As explained in recurring decimals, whenever a fraction is written in "decimal" notation, in any base, the fraction can be expressed exactly (terminates) if and only if all the prime factors of its denominator are also prime factors of the base. Thus, in base-ten (= 2×5) system, fractions whose denominators are made up solely of multiples of 2 and 5 terminate: 1/8 = 1/(2×2×2), 1/20 = 1/(2×2×5), and 1/500 (22×53) can be expressed exactly as 0.125, 0.05, and 0.002 respectively. 1/3 and 1/7, however, recur (0.333... and 0.142857142857...). In the duodecimal (= 2×2×3) system, 1/8 is exact; 1/20 and 1/500 recur because they include 5 as a factor; 1/3 is exact; and 1/7 recurs, just as it does in decimal.

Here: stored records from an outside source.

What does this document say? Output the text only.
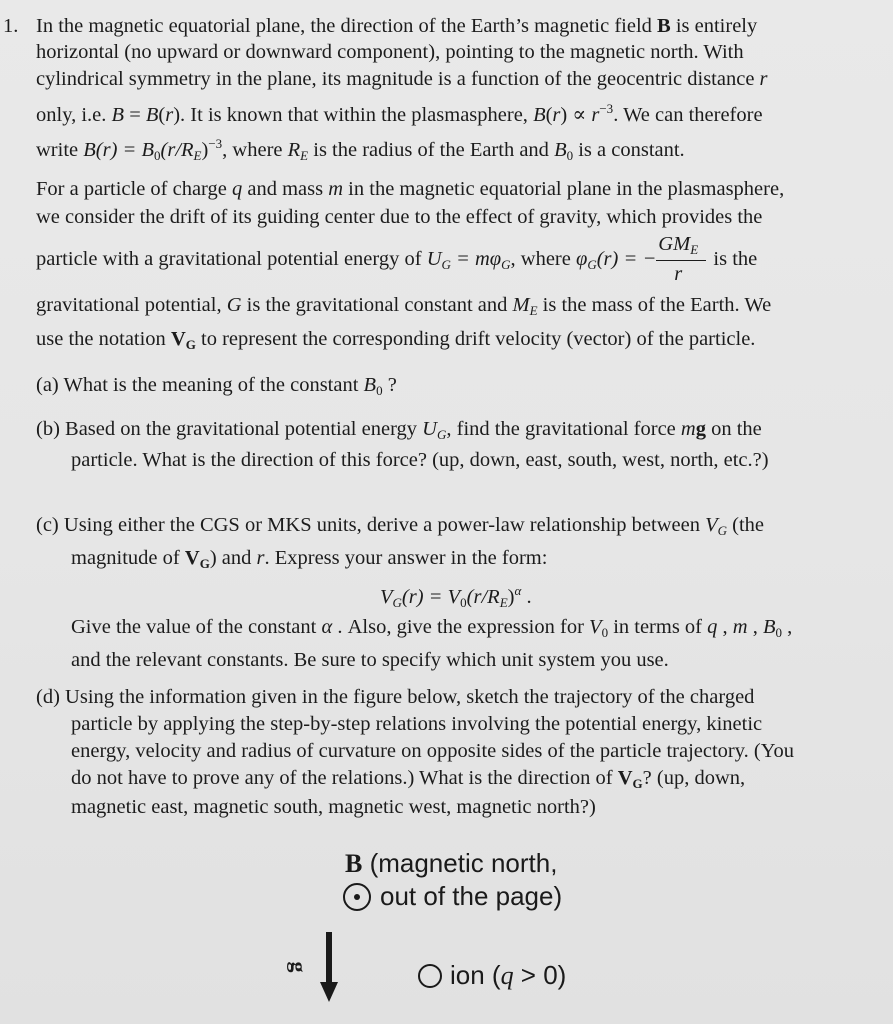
1. In the magnetic equatorial plane, the direction of the Earth’s magnetic field B is entirely
horizontal (no upward or downward component), pointing to the magnetic north. With
cylindrical symmetry in the plane, its magnitude is a function of the geocentric distance r
only, i.e. B = B(r). It is known that within the plasmasphere, $B(r) \propto r^{-3}$. We can therefore
write $B(r) = B_0(r/R_E)^{-3}$, where $R_E$ is the radius of the Earth and $B_0$ is a constant.
For a particle of charge q and mass m in the magnetic equatorial plane in the plasmasphere,
we consider the drift of its guiding center due to the effect of gravity, which provides the
particle with a gravitational potential energy of $U_G = m\varphi_G$, where $\varphi_G(r)$ = − $\frac{GM_E}{r}$ is the
gravitational potential, G is the gravitational constant and $M_E$ is the mass of the Earth. We
use the notation $V_G$ to represent the corresponding drift velocity (vector) of the particle.
(a) What is the meaning of the constant $B_0$ ?
(b) Based on the gravitational potential energy $U_G$, find the gravitational force mg on the
particle. What is the direction of this force? (up, down, east, south, west, north, etc.?)
(c) Using either the CGS or MKS units, derive a power-law relationship between $V_G$ (the
magnitude of $V_G$) and r. Express your answer in the form:
$V_G(r) = V_0(r/R_E)^\alpha$ .
Give the value of the constant α . Also, give the expression for $V_0$ in terms of q , m , $B_0$ ,
and the relevant constants. Be sure to specify which unit system you use.
(d) Using the information given in the figure below, sketch the trajectory of the charged
particle by applying the step-by-step relations involving the potential energy, kinetic
energy, velocity and radius of curvature on opposite sides of the particle trajectory. (You
do not have to prove any of the relations.) What is the direction of $V_G$? (up, down,
magnetic east, magnetic south, magnetic west, magnetic north?)
B (magnetic north,
out of the page)
g	ion (q > 0)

Arguably, factors of 3 are more commonly encountered in real-life division problems than factors of 5 (or would be, were it not for the decimal system having influenced most cultures). Thus, in practical applications, the nuisance of recurring decimals is encountered less often when duodecimal notation is used. Advocates of duodecimal systems argue that this is particularly true of financial calculations, in which the twelve months of the year often enter into calculations.

However, when recurring fractions do occur in duodecimal notation, they are less likely to have a very short period than in decimal notation, because 12 (twelve) is between two prime numbers 11 (eleven) and 13 (thirteen), whereas ten is adjacent to composite number 9.